Jack had said “Chicago.”
Rosalina is in Chicago.
Anthony Marchetti wiped an entire family off the earth.
In Chicago.
The whole thing was weird, unbelievable. I turned off I-35, sped by the exit for Dale Earnhardt Way. Minutes later, I entered the Ponder business district, which is, of course, a joke.
My hometown has been living off two things as long as anybody around here can remember: the Ponder Steakhouse and the ghosts of Bonnie and Clyde. The Ponder Steakhouse had served up bull testicles-more politely referred to as calf fries on the appetizer portion of the menu-and very decent steaks since 1948. Bonnie and Clyde actually had the balls to rob the Ponder Bank.
Years later, when Warren Beatty and Faye Dunaway showed up to shoot the movie version, they left it pretty much the same-a dusty spot in the road with twin water towers, three churches, and train tracks right down the middle. I’d like to say the founders named Ponder for its poetic sunsets, highlighted on the city website as some of “the best in the world.” But the town was named way, way back in another century for W. A. Ponder, a big landowner. Land equals power in Texas. I should know. My family owns a lot of it.

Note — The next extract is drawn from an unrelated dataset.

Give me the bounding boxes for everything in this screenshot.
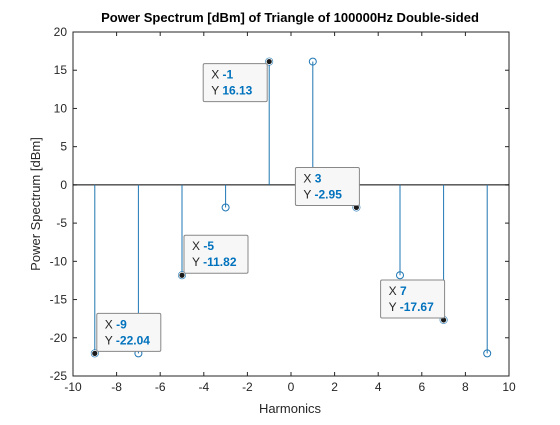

I swerved onto the main drag of Bailey Street, and made a quick U-turn into a parking space in the half-full lot of the steakhouse, my stomach growling for the to-go order I’d called in for three chicken fried steak dinners. An early supper for Sadie, Maddie, and me, as promised.
The Ponder Steakhouse could be the only place in the world where you’re required to make a reservation by phone for your baked potato. When you sink your teeth into one, fully loaded, cooked to perfection in a giant oven for two hours at exactly 500 degrees, well, you try to remember to call ahead the day before. Today, I’d have to settle for fries.
The screen door clanged behind me and I could see Betty Lou in the darkened corner taking an order from a couple of old women wearing straw shade hats with jaunty ribbons, in a tiff about the three-dollar charge on the menu for splitting a dinner. Betty Lou was throwing in the senior citizen discount, while righting the tilted frame of a faded autographed picture of Faye Dunaway that hung on the rough-hewn wall.
“Is your top sirloin tender?” one of the women asked Betty Lou primly, pointing to the least expensive cut of meat on the menu.
“No one’s ever said they can’t chew it,” Betty Lou drawled. This was the kind of answer you got from Betty Lou.
“Excuse me for just a moment, ma’am,” she said, waving me over to the register. With a blond dye job from Dot’s Beauty Shop, tomato-red lipstick, and a pair of Wranglers, Betty Lou didn’t look as old as her weathered customers but probably was.
She glanced at me briefly, taking in the tangled hair, the state of my jeans, and the knee decorated with an Ace bandage. None of it fazed her. She’d seen me in much worse condition in the last twenty years, sometimes with a cast from a bull-riding spill, sometimes smelling like something that came out of the rear end of a horse.